Taeyong'la gün boyu konuşmamıştık.
O bilgisayarın başına geçmişti, ben ise odama çıkmış ve birkaç şeyin yerini değiştirmiș, ardından da odayı temizlemiștim. Gün içinde elbette ki birbirimizle konuşmak zorunda kalmıştık ama bu konuşmalar, kelimeler o kadar soğuktu ki kendimi yine sonu gelmeyen büyük bir vicdan azabı çekerken bulmuştum.
Kediye mamasını vermiştim ve odamdaki bir pufu ona yatak olarak seçmiştim. Odayı temizlediğimden beri orada yatıyordu. Sabah Taeyong'la olan kavgamıza uyanıp yanımıza gelse de, tabiri caizse burun kıvırıp geri gitmişti. O bile ciddiye almıyordu bizi.
Taeyong'la konuşup bu soğukluğu ortadan kaldırmak istiyordum ama bir yanım bunu yapmamam gerektiğini söylüyordu çünkü neticesinde hâlâ bir yabancıydı, yakın arkadaş gibi oturup konuşamazdım onunla. Evet, aramızda bir duvar olmalı, kendimizi buna göre ayarlamalıydık ama bu kadarı nedense fazla geliyordu bana. Ne bileyim, onunla beraber televizyon izlemek ya da çay içmek istiyordum.

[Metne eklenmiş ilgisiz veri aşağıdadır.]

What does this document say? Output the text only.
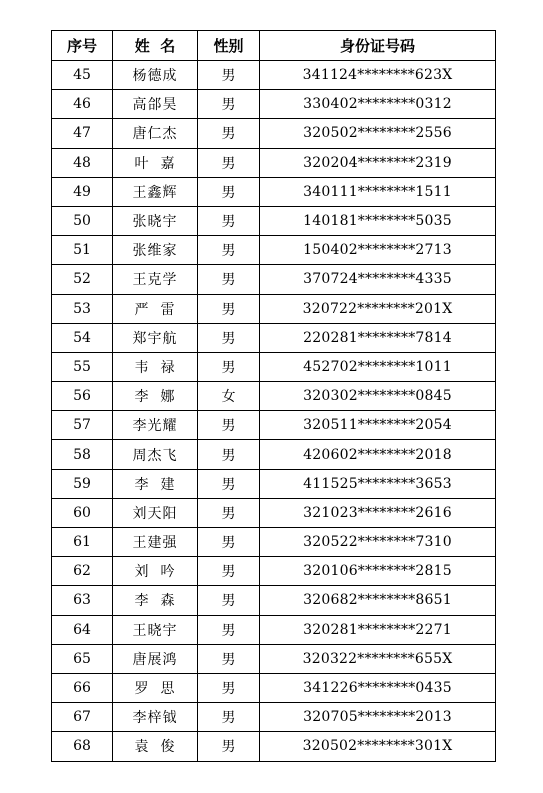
序号	姓  名	性别	身份证号码
45	杨德成	男	341124********623X
46	高郃昊	男	330402********0312
47	唐仁杰	男	320502********2556
48	叶  嘉	男	320204********2319
49	王鑫辉	男	340111********1511
50	张晓宇	男	140181********5035
51	张维家	男	150402********2713
52	王克学	男	370724********4335
53	严  雷	男	320722********201X
54	郑宇航	男	220281********7814
55	韦  禄	男	452702********1011
56	李  娜	女	320302********0845
57	李光耀	男	320511********2054
58	周杰飞	男	420602********2018
59	李  建	男	411525********3653
60	刘天阳	男	321023********2616
61	王建强	男	320522********7310
62	刘  吟	男	320106********2815
63	李  森	男	320682********8651
64	王晓宇	男	320281********2271
65	唐展鸿	男	320322********655X
66	罗  思	男	341226********0435
67	李梓钺	男	320705********2013
68	袁  俊	男	320502********301X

Farkettiğim bir başka şey ise bunların hiçbirini onunla yapmak istemememdi. Taeyong benim için daha önemliydi sanki. Onun canı acısa yanına gitmezdim ama Taeyong'un canı acısa koşa koşa giderdim belki de. Bunun sebebini bana yardım etmesine bağlıyordum. Başka bir şey bulamadığımdandı belki.
Koridordaki kitaplıktan aldığım kitabı okumak istiyordum. Ama ondan önce duşa girmem gerekliydi ama yine fikir değiştirip yarım saat kitap okuyayım, duşa da ondan sonra girerim moduna girmiş ve kitabımı elime almıştım. Saat 8 olmuştu ve yaklaşık 3 saattir Taeyong'u görmüyordum. Ne yaptığını da bilmiyordum, en son bilgisayarın başındaydı.
Gözüm solumda kalan komodinin üzerindeki zarfa takıldı. Parayı neye ya da nereye harcayacağımı bilmiyordum. Bir telefonum yoktu ve eğer başıma bir şey gelirse kimseye haber veremezdim, bu yüzden ilk olarak telefon almalıydım. Kalanı da kıyafete falan ayırır, gerektiği zaman evin ihtiyaçları için kullanırdım.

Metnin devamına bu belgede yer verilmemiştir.